Type I transformation zone (satisfactory colposcopy): the transformation zone is located entirely outside the cervical canal.
Type II transformation zone (unsatisfactory colposcopy): the transformation zone is partially located outside/partially inside the cervical canal.
Type III transformation zone (unsatisfactory colposcopy): the transformation zone is located entirely within the cervical canal.
The vast majority of CIN or cervical cancer is located within the transformation zone. The purpose of identifying the type of transformation zone is to determine if the cervical lesion is located inside, outside, or both inside and outside the cervical canal? Understanding the type of transformation zone and the mechanism of squamous epithelial metaplasia is a useful basic knowledge for clinicians to identify the pathophysiological changes of the cervix and to make differential diagnosis of cervical diseases.
3. The treatment of “cervical erosion” is against medical ethics
For decades, China has advocated physiotherapy such as electric ironing, laser and freezing for moderate and severe cervical erosion. In recent years, LEEP (i.e. cervical electrosurgical loop excision) technology, which is specifically used for the treatment of cervical pre-cancerous lesions (CIN) in western developed countries, has also been used for the treatment of cervical erosion. Driven by economic interests, this treatment has a tendency to further expand, which is very worrying!
What are the dangers of treating “celiac disease”? First of all, the treatment of “celiac disease” is against medical ethics, as the women treated may not have cervical disease, and the physical and psychological burden and economic loss that treatment brings to women is unwarranted! Second, treatment without cervical screening may miss invasive cervical cancer or high-grade precancerous lesions (CIN3/AIS), which is dangerous for women with the disease. In addition, treatment may cause harm such as adhesions or atresia of the ectocervix, trauma leading to “cervical inflammation” or “cervical endometriosis” causing post-coital bleeding or prolonged leukorrhea, and impaired cervical function leading to miscarriage or premature delivery during pregnancy.

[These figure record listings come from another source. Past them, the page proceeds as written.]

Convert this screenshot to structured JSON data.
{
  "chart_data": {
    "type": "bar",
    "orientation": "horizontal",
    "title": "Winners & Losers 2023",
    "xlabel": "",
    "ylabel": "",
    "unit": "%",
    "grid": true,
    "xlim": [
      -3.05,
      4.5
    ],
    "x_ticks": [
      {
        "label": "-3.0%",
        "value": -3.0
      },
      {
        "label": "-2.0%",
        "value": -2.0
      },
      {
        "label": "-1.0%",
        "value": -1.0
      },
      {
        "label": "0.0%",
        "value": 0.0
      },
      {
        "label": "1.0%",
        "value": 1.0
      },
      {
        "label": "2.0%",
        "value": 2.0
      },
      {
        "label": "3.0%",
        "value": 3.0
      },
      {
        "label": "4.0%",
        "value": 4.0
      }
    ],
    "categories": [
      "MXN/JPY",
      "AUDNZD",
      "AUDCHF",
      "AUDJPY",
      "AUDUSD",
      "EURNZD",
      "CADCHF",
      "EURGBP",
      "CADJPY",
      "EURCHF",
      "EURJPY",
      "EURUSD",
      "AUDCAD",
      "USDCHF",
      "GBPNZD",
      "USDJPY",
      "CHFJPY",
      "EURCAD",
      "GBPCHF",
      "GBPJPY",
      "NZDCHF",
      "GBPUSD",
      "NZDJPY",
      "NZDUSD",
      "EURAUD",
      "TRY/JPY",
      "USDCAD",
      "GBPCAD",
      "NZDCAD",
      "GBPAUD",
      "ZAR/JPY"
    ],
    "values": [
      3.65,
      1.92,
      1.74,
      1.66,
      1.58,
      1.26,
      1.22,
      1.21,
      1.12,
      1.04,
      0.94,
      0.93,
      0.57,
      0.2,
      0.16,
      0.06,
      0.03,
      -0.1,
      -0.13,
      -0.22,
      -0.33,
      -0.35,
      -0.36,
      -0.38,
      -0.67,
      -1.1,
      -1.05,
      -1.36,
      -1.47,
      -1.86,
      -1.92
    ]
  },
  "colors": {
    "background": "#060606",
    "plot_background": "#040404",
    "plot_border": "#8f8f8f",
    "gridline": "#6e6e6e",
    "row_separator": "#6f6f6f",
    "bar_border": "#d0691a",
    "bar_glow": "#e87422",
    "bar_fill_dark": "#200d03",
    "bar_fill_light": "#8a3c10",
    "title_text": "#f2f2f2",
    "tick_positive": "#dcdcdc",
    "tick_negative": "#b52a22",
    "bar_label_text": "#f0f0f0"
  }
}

Cervical cancer has been known for more than 200 years and is the most common malignant tumor in less developed countries and regions. In most areas of China, due to limited medical conditions, clinicians are used to determine the presence or absence of cervical disease by visual observation only. Only a few cervical invasive cancers can be identified by the naked eye. In typical invasive carcinoma of the cervix, the anatomical appearance is mostly deranged, with irregular or cauliflower-shaped growth of cancerous tissues and surface loss of the overlying epithelium (i.e. true erosion: its pathological significance is consistent with superficial ulcers) or erosive, cavernous ulcers, and bleeding or contact bleeding on the surface of the cervix. A few cervices with smooth appearance may also conceal lesions in the cervical canal, and it is usually difficult to determine the presence of cervical disease by visual observation alone.
4.The diagnosis method of cervical precancerous lesions is “three-step technique”.

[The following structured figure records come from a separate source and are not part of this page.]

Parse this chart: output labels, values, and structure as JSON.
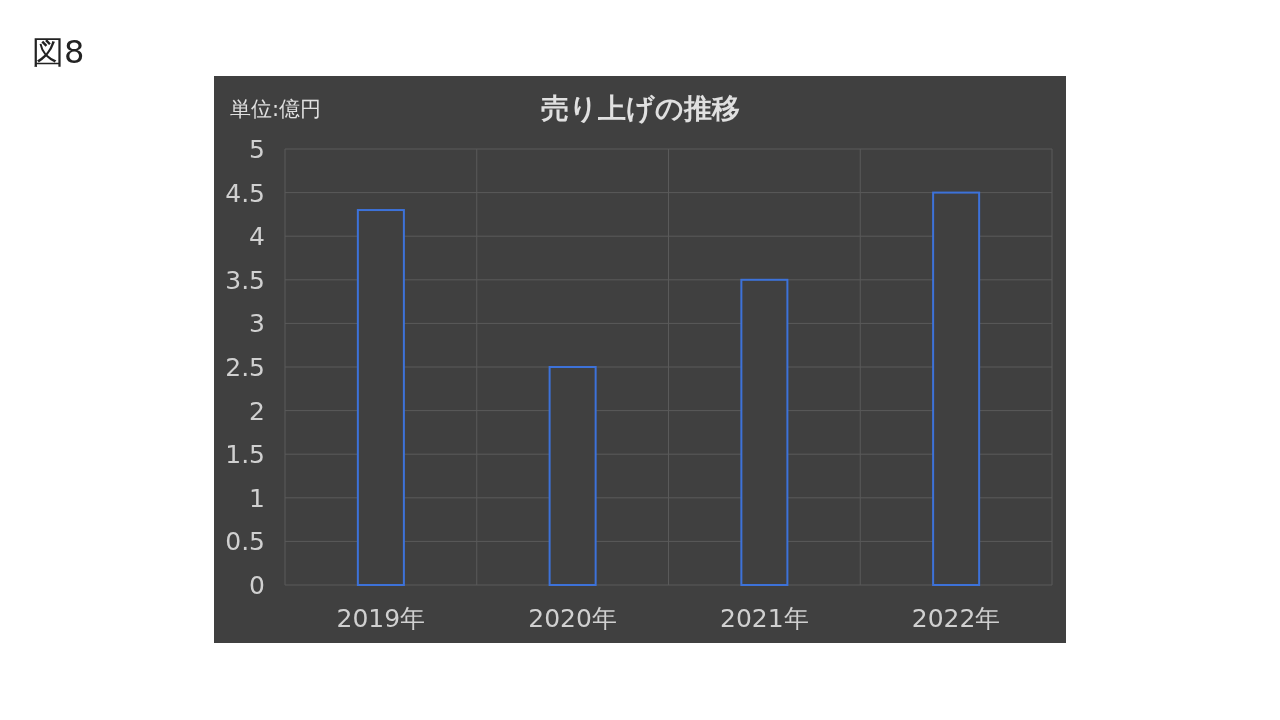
{
  "chart_data": {
    "type": "bar",
    "title": "売り上げの推移",
    "ylabel": "単位:億円",
    "annotations": [
      "図8"
    ],
    "categories": [
      "2019年",
      "2020年",
      "2021年",
      "2022年"
    ],
    "series": [
      {
        "color": "#3d72d9",
        "values": [
          4.3,
          2.5,
          3.5,
          4.5
        ]
      }
    ],
    "ylim": [
      0,
      5
    ],
    "yticks": [
      0,
      0.5,
      1,
      1.5,
      2,
      2.5,
      3,
      3.5,
      4,
      4.5,
      5
    ],
    "grid": true
  }
}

Cervical invasive carcinoma originates from the squamous or glandular epithelium of the uterine cervix. The early stage of its natural history is the persistent infection of high-risk HPV, which leads to the slow destruction of the mature differentiation process of the epithelium in the migratory zone of the cervix, and this early stage is called cervical precancerous lesion (≥ CIN2/AIS). The primary method of cervical screening is cervical cytology, with ancillary methods such as high-risk HPV
DNA testing. The diagnosis of cervical invasive carcinoma and its high-grade precancerous lesions (≥CIN2/AIS) is based on the “three-step technique”: cervical cytology, colposcopy and histopathology.
There is only one way to treat high-grade precancerous lesions: removal of the entire lesion.